Monday, December 3 was my last day in Kruger NP from Olifants to Letaba. While leaving I noted that it had rained in the night refreshing the atmosphere. I expected to see many animals, it was not the case. In Olifant River hippopotamuses branned themselves while disappearing under water then reappearing and playing together. In an elbow of the track I was face-to-face with a enormous elephant; it advanced slowly but unrelentingly. I could not pass it to the risk which it becomes aggressive; I moved back of 50 meters, it always advanced, I moved back again and again; approximately 300 meters.

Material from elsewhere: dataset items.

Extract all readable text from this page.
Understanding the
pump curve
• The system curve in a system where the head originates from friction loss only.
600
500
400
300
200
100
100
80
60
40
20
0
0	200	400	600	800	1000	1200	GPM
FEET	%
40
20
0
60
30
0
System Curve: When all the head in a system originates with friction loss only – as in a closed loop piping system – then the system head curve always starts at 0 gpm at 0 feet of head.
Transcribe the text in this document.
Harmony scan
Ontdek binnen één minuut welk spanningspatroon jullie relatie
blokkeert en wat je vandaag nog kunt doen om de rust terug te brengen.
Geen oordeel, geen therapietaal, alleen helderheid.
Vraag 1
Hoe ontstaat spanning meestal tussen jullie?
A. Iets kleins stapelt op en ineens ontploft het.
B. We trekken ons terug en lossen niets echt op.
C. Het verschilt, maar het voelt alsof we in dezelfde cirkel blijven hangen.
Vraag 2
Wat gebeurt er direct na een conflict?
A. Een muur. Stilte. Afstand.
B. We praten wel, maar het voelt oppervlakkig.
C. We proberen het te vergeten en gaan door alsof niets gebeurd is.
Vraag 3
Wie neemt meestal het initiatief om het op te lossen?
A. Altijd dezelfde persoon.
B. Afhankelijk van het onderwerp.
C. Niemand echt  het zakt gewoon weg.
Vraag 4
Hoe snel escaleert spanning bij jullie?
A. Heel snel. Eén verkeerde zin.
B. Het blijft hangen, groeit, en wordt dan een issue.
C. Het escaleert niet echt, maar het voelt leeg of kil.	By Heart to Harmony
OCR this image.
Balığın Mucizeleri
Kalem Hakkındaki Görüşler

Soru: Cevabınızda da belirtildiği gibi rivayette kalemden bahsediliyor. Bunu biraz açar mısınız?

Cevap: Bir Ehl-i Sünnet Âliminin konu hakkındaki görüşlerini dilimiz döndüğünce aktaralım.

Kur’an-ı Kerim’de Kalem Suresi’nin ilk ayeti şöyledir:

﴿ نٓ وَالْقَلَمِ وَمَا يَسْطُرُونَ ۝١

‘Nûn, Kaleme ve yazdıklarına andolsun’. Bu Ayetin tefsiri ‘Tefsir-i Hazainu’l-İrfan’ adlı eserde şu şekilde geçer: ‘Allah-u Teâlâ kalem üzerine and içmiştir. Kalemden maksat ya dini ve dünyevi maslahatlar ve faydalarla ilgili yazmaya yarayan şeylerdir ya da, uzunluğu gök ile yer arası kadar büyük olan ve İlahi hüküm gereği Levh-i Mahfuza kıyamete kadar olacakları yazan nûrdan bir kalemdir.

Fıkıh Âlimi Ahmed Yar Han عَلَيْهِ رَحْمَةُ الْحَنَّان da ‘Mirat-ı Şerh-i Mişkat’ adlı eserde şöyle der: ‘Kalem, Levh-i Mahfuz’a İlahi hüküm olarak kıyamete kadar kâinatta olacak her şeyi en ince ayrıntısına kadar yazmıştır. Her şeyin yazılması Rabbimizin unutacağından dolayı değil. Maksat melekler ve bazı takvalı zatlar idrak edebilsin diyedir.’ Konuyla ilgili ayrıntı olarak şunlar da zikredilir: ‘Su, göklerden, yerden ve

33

Finally it left the track to go to the shrubs. Then I was the witness of a strange scene. A bird, as those which are on the back of buffaloes or which clean the ears of the impalas. But there it is about a giraffe which has an not-identified object, a branch or a snake! in its right ear. The bird tries a certainly painful extraction because the giraffe brans itself and disappears from me field of view. To close this trip in Kruger NP, a tree with the gigantic trunk, perhaps a baobab tree!
I will not develop the advantages and the disadvantages of Kruger NP. It is a marvelous park to discover the wild animals. I spent 14 days there by traversing 1490 km including probably 90% gravel road very often covered with corrugated at going 5 to 10 km/h with the visual research of the animals often snuggled in grasses. Kruger NP is 360 km length and 60 km broad. Certain species are plethoric like the impalas, zebras etc. On the other hand the lions are approximately 1700, the leopards 1000 and the cheetahs only 120. I was lucky!